Anna Reitler (born Anna Schnitzler: 3 June 1894 - 23 June 1948) was a German politician (KPD).

==Life==
Anna Schnitzler was born into a working-class family in Liblar (now part of Erftstadt), a small town to the southwest of Cologne, in the Prussian Rhine Province. She attended junior school locally after which she went into domestic service. At some stage she moved to the city, Cologne, and it was here that she married.
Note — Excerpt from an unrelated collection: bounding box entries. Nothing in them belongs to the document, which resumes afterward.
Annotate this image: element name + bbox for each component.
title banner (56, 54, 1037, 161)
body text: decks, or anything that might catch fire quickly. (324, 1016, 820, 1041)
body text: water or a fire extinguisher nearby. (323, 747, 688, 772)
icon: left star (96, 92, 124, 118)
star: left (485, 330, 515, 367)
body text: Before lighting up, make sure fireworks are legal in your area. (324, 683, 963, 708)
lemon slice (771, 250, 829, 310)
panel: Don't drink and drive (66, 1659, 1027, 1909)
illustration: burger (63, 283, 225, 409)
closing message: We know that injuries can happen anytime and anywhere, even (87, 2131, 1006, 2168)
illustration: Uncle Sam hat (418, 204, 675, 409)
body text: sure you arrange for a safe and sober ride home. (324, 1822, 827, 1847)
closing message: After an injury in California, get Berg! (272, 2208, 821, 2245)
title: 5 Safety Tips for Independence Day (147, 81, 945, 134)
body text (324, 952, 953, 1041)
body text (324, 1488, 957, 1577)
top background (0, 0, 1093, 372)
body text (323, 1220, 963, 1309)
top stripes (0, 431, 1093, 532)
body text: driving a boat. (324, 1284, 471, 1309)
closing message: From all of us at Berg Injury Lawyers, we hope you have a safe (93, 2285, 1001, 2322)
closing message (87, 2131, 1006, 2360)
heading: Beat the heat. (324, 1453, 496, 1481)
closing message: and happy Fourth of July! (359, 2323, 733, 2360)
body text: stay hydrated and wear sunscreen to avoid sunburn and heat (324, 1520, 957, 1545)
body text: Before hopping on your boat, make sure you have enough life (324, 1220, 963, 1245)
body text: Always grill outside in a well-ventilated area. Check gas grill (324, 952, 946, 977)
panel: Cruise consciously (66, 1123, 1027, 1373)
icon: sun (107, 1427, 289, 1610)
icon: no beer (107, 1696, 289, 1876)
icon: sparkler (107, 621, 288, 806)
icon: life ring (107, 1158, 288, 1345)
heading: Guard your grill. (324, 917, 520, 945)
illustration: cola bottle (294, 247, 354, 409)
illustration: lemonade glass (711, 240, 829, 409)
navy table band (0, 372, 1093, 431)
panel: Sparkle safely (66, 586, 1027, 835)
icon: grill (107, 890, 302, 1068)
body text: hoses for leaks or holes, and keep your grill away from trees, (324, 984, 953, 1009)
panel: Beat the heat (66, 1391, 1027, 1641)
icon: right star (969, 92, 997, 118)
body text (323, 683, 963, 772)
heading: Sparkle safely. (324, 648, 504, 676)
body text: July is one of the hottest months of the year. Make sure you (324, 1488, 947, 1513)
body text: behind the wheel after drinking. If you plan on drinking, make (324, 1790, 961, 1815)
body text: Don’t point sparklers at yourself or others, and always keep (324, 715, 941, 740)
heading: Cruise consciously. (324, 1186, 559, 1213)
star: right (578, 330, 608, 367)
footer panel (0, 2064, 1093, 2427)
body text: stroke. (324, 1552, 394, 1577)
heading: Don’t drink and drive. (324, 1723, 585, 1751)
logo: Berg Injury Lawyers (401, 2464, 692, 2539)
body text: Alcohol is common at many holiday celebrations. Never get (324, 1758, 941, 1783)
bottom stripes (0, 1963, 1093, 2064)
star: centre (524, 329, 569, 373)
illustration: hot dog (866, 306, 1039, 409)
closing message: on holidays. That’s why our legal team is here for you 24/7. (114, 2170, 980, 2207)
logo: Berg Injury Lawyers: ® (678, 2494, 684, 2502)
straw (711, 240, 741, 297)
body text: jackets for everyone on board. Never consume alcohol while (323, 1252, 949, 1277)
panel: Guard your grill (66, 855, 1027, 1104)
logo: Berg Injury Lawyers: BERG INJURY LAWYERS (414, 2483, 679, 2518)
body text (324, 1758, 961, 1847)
In 1918 Anna Reitler became a member of the recently formed Independent Social Democratic Party ("Unabhängige Sozialdemokratische Partei Deutschlands" / USPD). The party had been created the previous year as a result of a split in the more mainstream Social Democratic Party, primarily over the issue of whether or not to continue to vote in support of financing the war. Two years later the USPD itself broke apart, and Reitler was part of the left-wing majority that now joined the Communist Party. Within the party she undertook various unpaid functions, and became the long-standing head of its women's section, for the Middle-Rhine regional party leadership ("Bezirksleitung Mittelrhein"). She also took temporary responsibility for the party's Cologne newspaper, "Sozialistische Republik".

Anna Reitler was a delegate to the eighth party congress at the end of 1923, and in May 1924 she stood successfully as a communist party candidate for election to the national parliament (Reichstag). 1924 was a crisis year, marked by economic collapse, destitution and two general elections, but Anna Reitler was not re-elected in the December election of that year. She subsequently played no further part in politics, even after 1945.

Anna Reitler died in Markkleeberg (on the southern edge of Leipzig) on 23 June 1948.